Spatial Enclosure/Sense of Place is Appealing. But Why??
I was hoping someone might be to answer a question that has been lingering in my head. Why do people find places with good spatial enclosure appealing and enjoyable?
I understand that buildings/trees help define and frame the public realm and that 1:3 ratio creates an environment where the human eye sees more building in their peripheral than horizon and that makes you feel like you are in an ‘outdoor room'.
So what is it that when buildings and/or trees frame the public realm it is so universally appealing? I understand that these appealing places also have buildings that engage the street, active street level uses, prominent windows/doors, and other urban design features that contribute to a pleasant environment. So why is it when these design features are combined with a well-defined public realm it is so appealing or enjoyable.
Your average person doesn't walk through Savannah or Paris and think to themselves what lovely spatial enclosure, but generally everyone loves to walk and spend time in these places.
It's got to be something biological, something hardwired into our brains.
Maybe the easiest way to answer this is by explaining why people do not like public realms that lack good spatial enclosure, i.e placeless.

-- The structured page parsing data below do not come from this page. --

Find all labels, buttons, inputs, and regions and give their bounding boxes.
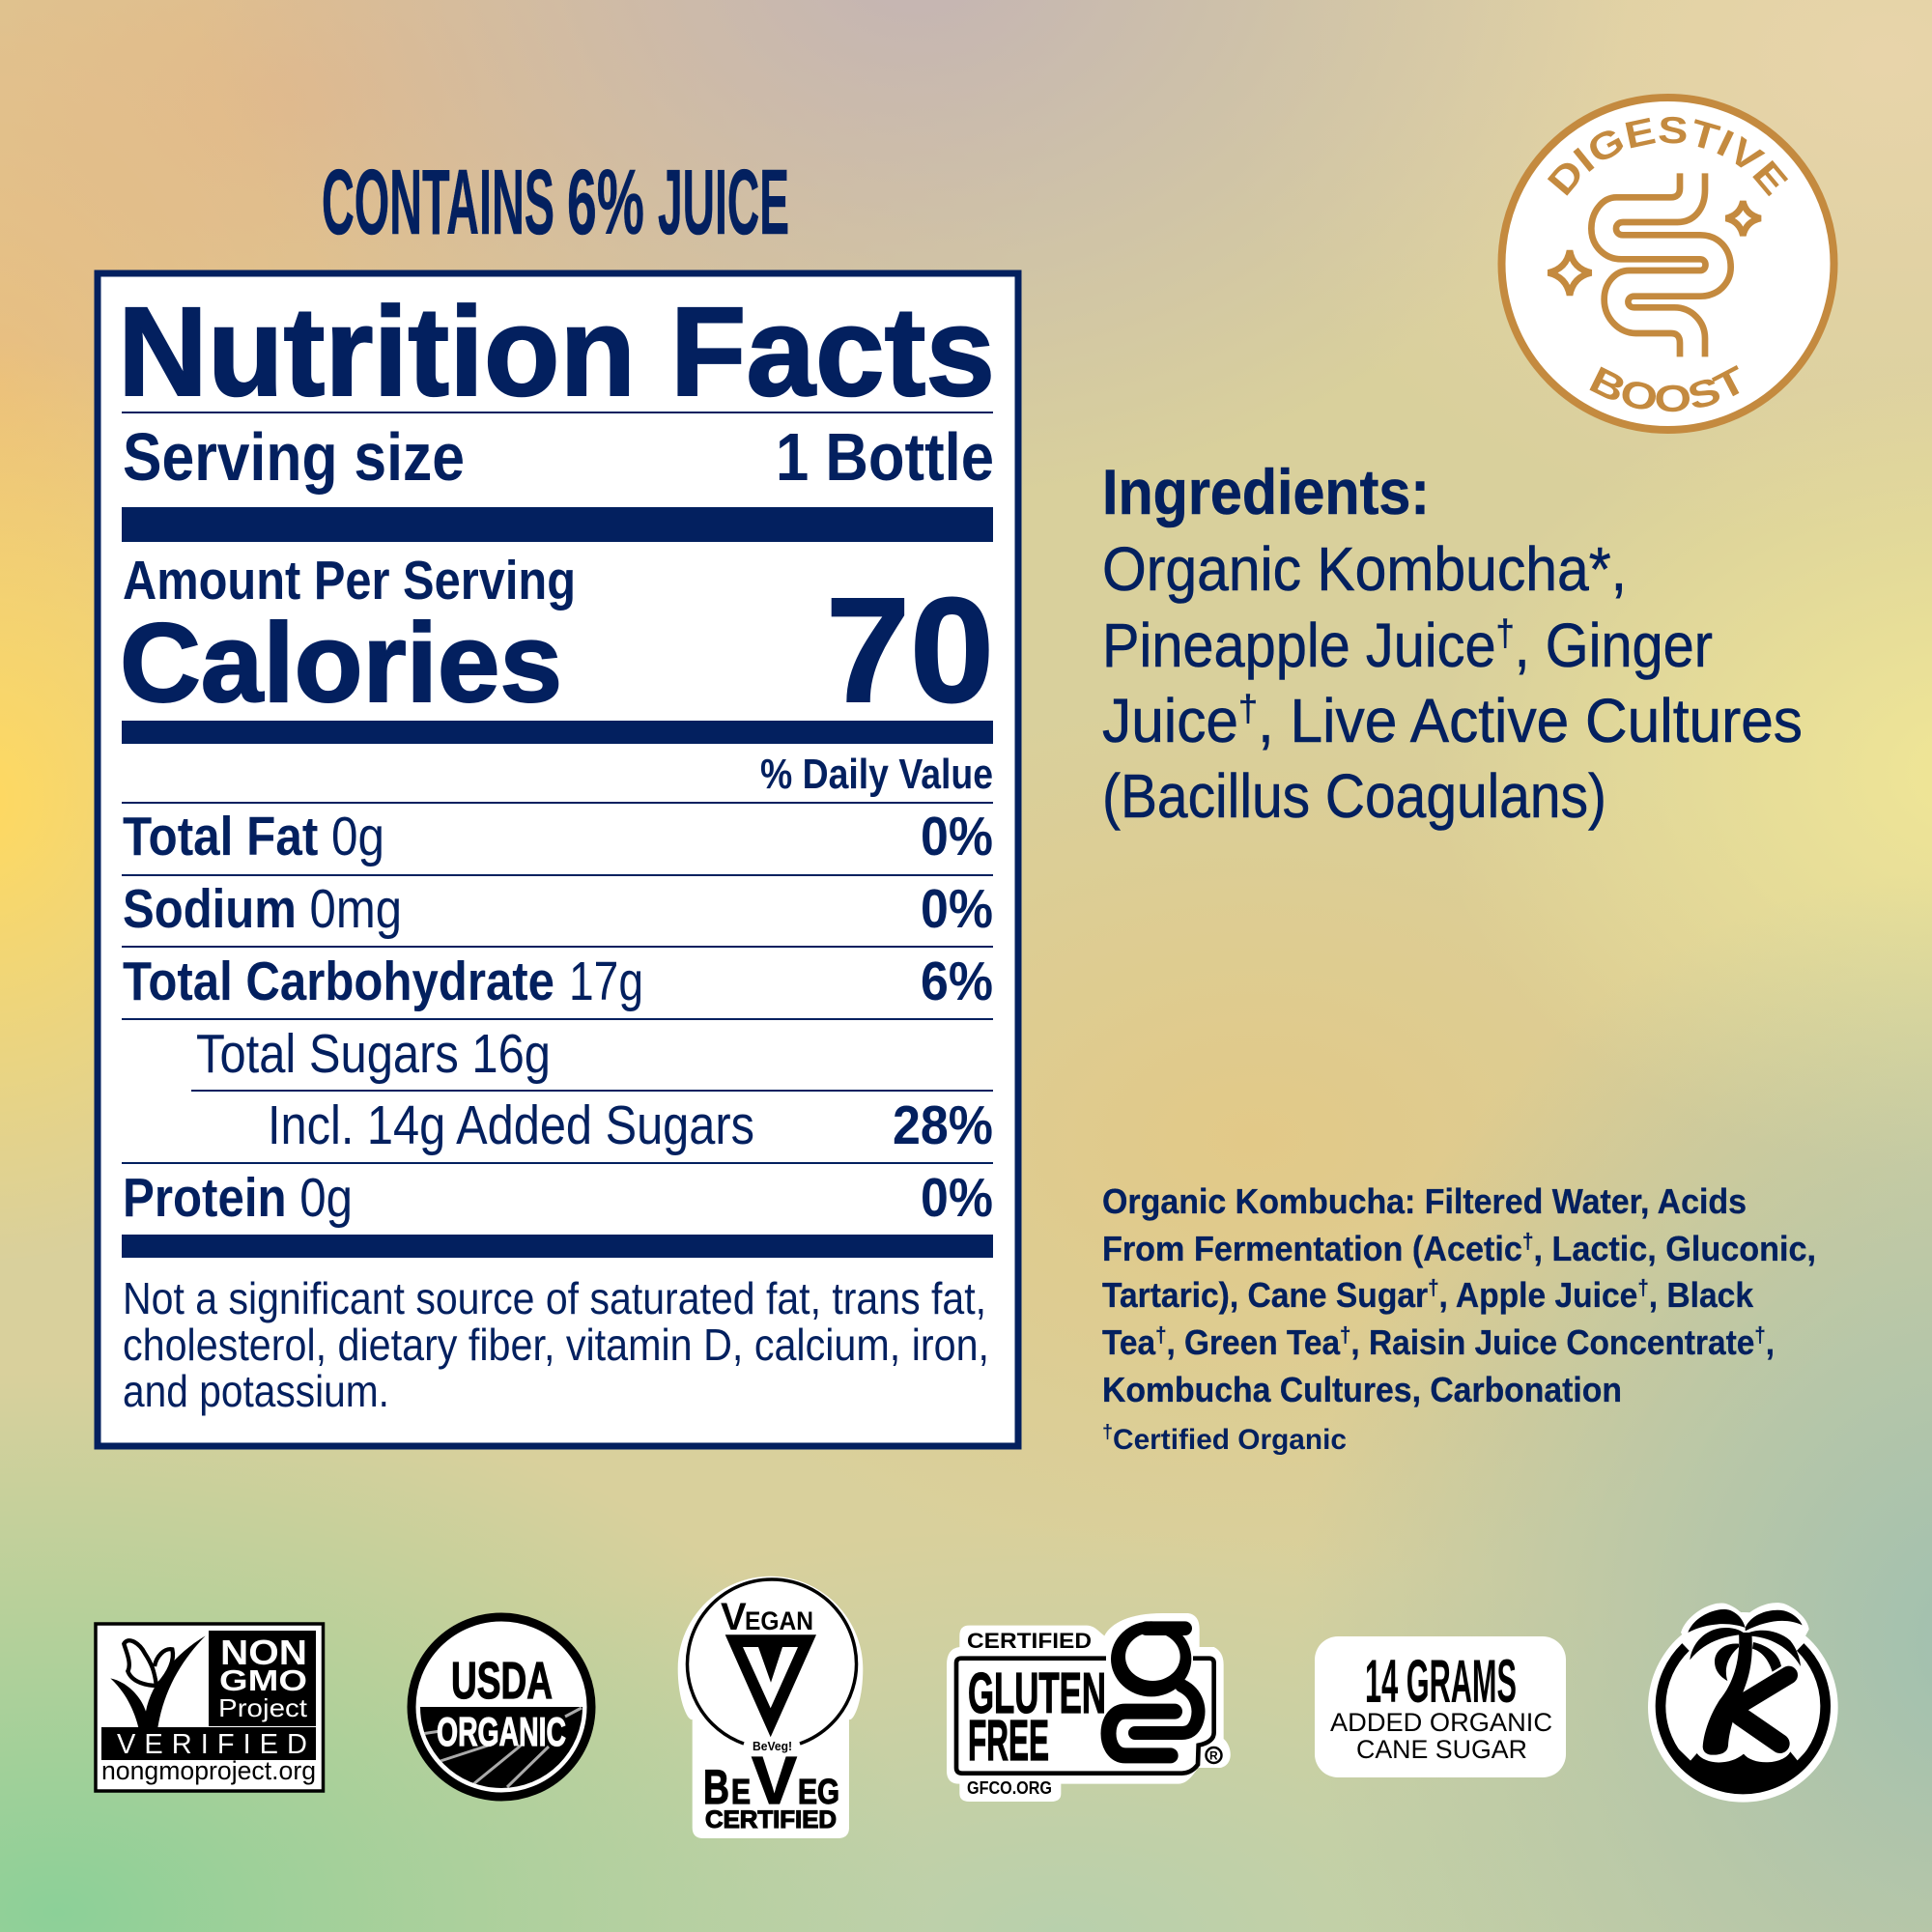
organic kombucha sub-ingredients: ,	[1766, 1322, 1775, 1362]
row: total fat: 0%	[921, 806, 993, 867]
row: sodium: Sodium 0mg	[123, 878, 402, 940]
vegan wordmark	[721, 1596, 813, 1638]
row: protein: Protein 0g	[123, 1167, 353, 1229]
calories row	[120, 567, 994, 733]
badge: certified gluten free: GFCO.ORG	[967, 1778, 1052, 1798]
badge: certified gluten free: FREE	[968, 1709, 1049, 1773]
organic kombucha sub-ingredients: From Fermentation (Acetic	[1102, 1229, 1545, 1268]
ingredients block	[1102, 456, 1803, 831]
beveg wordmark: E	[798, 1772, 817, 1811]
serving size row	[123, 419, 994, 495]
badge: certified gluten free: CERTIFIED	[967, 1629, 1092, 1653]
organic kombucha sub-ingredients: Tartaric), Cane Sugar	[1102, 1275, 1451, 1315]
icon: K trunk and arms	[1703, 1633, 1789, 1755]
badge text: boost: BOOST	[1590, 365, 1739, 412]
badge: 14 grams added organic cane sugar: CANE SUGAR	[1356, 1735, 1527, 1764]
ingredients block: †	[1238, 689, 1258, 729]
badge: beveg vegan certified: BeVeg!	[753, 1739, 792, 1753]
badge: beveg vegan certified: CERTIFIED	[705, 1806, 837, 1833]
serving size row: Serving size	[123, 419, 465, 495]
badge: non gmo project verified: nongmoproject.org	[101, 1756, 316, 1785]
organic kombucha sub-ingredients: Kombucha Cultures, Carbonation	[1102, 1370, 1622, 1409]
badge: 14 grams added organic cane sugar: ADDED ORGANIC	[1330, 1708, 1552, 1737]
row: protein	[123, 1167, 993, 1229]
badge: digestive boost	[1497, 94, 1837, 434]
beveg wordmark: E	[731, 1772, 751, 1811]
beveg wordmark: B	[703, 1760, 729, 1814]
icon: vegan v triangle	[725, 1634, 816, 1737]
organic kombucha sub-ingredients: , Apple Juice	[1438, 1275, 1637, 1315]
organic kombucha sub-ingredients: †	[1522, 1229, 1534, 1253]
ingredients block: Pineapple Juice	[1102, 611, 1539, 680]
registered mark	[1206, 1747, 1221, 1763]
badge: non gmo project verified	[96, 1624, 323, 1791]
row: protein: 0%	[921, 1167, 993, 1229]
organic kombucha sub-ingredients: , Black	[1649, 1275, 1754, 1315]
row: total carbohydrate: 17g	[569, 951, 643, 1012]
organic kombucha sub-ingredients: †	[1428, 1275, 1438, 1299]
panel: nutrition facts	[98, 273, 1018, 1446]
organic kombucha sub-ingredients: †	[1637, 1275, 1649, 1299]
organic kombucha sub-ingredients: Tea	[1102, 1322, 1159, 1362]
certified organic note: †	[1102, 1422, 1113, 1443]
calories row: Calories	[120, 600, 562, 725]
title: nutrition facts: Nutrition Facts	[118, 280, 995, 422]
badge: usda organic	[412, 1617, 591, 1804]
organic kombucha sub-ingredients: Organic Kombucha: Filtered Water, Acids	[1102, 1181, 1747, 1221]
row: added sugars: 28%	[893, 1094, 993, 1156]
footnote: and potassium.	[123, 1366, 389, 1416]
daily value header: % Daily Value	[760, 751, 993, 798]
organic kombucha sub-ingredients: , Lactic, Gluconic,	[1534, 1229, 1816, 1268]
heading: contains 6% juice: CONTAINS	[322, 151, 554, 254]
row: added sugars: Incl. 14g Added Sugars	[268, 1094, 754, 1156]
badge: palm tree k logo	[1648, 1603, 1838, 1803]
heading: contains 6% juice: 6%	[567, 151, 644, 254]
vegan wordmark: EGAN	[745, 1606, 813, 1635]
badge text: digestive: DIGESTIVE	[1548, 116, 1789, 197]
row: total fat: Total Fat 0g	[123, 806, 384, 867]
badge: usda organic: ORGANIC	[437, 1709, 566, 1754]
vegan wordmark: V	[721, 1596, 747, 1638]
badge: usda organic: USDA	[451, 1652, 553, 1710]
footnote: Not a significant source of saturated fat, trans fat,	[123, 1273, 986, 1323]
row: total sugars: Total Sugars 16g	[196, 1023, 551, 1085]
ingredients block: Juice	[1102, 686, 1246, 755]
infographic canvas: JUICE	[658, 151, 789, 254]
badge: certified gluten free	[947, 1613, 1231, 1802]
badge: non gmo project verified: NON	[220, 1633, 307, 1672]
badge: beveg vegan certified	[678, 1577, 863, 1838]
ingredients block: Ingredients:	[1102, 456, 1430, 527]
footnote: cholesterol, dietary fiber, vitamin D, calcium, iron,	[123, 1320, 989, 1370]
organic kombucha sub-ingredients: , Raisin Juice Concentrate	[1350, 1322, 1754, 1362]
organic kombucha sub-ingredients: †	[1340, 1322, 1350, 1347]
beveg wordmark: G	[817, 1772, 839, 1811]
row: total carbohydrate: 6%	[921, 951, 993, 1012]
ingredients block: †	[1496, 613, 1515, 654]
badge: non gmo project verified: Project	[218, 1693, 308, 1722]
organic kombucha sub-ingredients	[1102, 1181, 1816, 1456]
badge: non gmo project verified: VERIFIED	[117, 1729, 307, 1760]
icon: plant and butterfly	[110, 1635, 206, 1727]
row: sodium	[123, 878, 993, 940]
row: total fat	[123, 806, 993, 867]
badge: 14 grams added organic cane sugar	[1315, 1636, 1566, 1777]
organic kombucha sub-ingredients: , Green Tea	[1166, 1322, 1341, 1362]
icon: g serpentine	[1108, 1621, 1198, 1755]
icon: palm fronds	[1688, 1609, 1803, 1681]
certified organic note: Certified Organic	[1113, 1424, 1347, 1456]
ingredients block: , Live Active Cultures	[1258, 686, 1803, 755]
calories row: 70	[826, 567, 994, 733]
beveg wordmark: V	[752, 1743, 797, 1818]
ingredients block: Organic Kombucha*,	[1102, 534, 1627, 604]
badge: 14 grams added organic cane sugar: 14 GRAMS	[1365, 1648, 1517, 1716]
beveg wordmark	[703, 1743, 839, 1818]
badge: non gmo project verified: GMO	[219, 1663, 307, 1697]
serving size row: 1 Bottle	[776, 419, 994, 495]
ingredients block: , Ginger	[1515, 611, 1713, 680]
organic kombucha sub-ingredients: †	[1155, 1322, 1166, 1347]
row: total carbohydrate: Total Carbohydrate	[123, 951, 554, 1012]
row: total carbohydrate	[123, 951, 993, 1012]
footnote	[123, 1273, 989, 1416]
icon: intestine with sparkles	[1548, 173, 1761, 356]
row: sodium: 0%	[921, 878, 993, 940]
organic kombucha sub-ingredients: †	[1754, 1322, 1766, 1347]
ingredients block: (Bacillus Coagulans)	[1102, 761, 1606, 831]
amount per serving: Amount Per Serving	[123, 550, 576, 611]
badge: certified gluten free: GLUTEN	[968, 1662, 1106, 1725]
registered mark: R	[1209, 1748, 1218, 1762]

I know that people find this environment unappealing, but what happens psychologically...do people feel unsecure or vulnerable?
I'm hoping someone out there might be able to explain the universal psychological or biological reaction people have in places with good spatial enclosure and places that don't have spatial enclosure. I want to be able to explain to the general public or commissioners on why well-defined public realms makes people happy.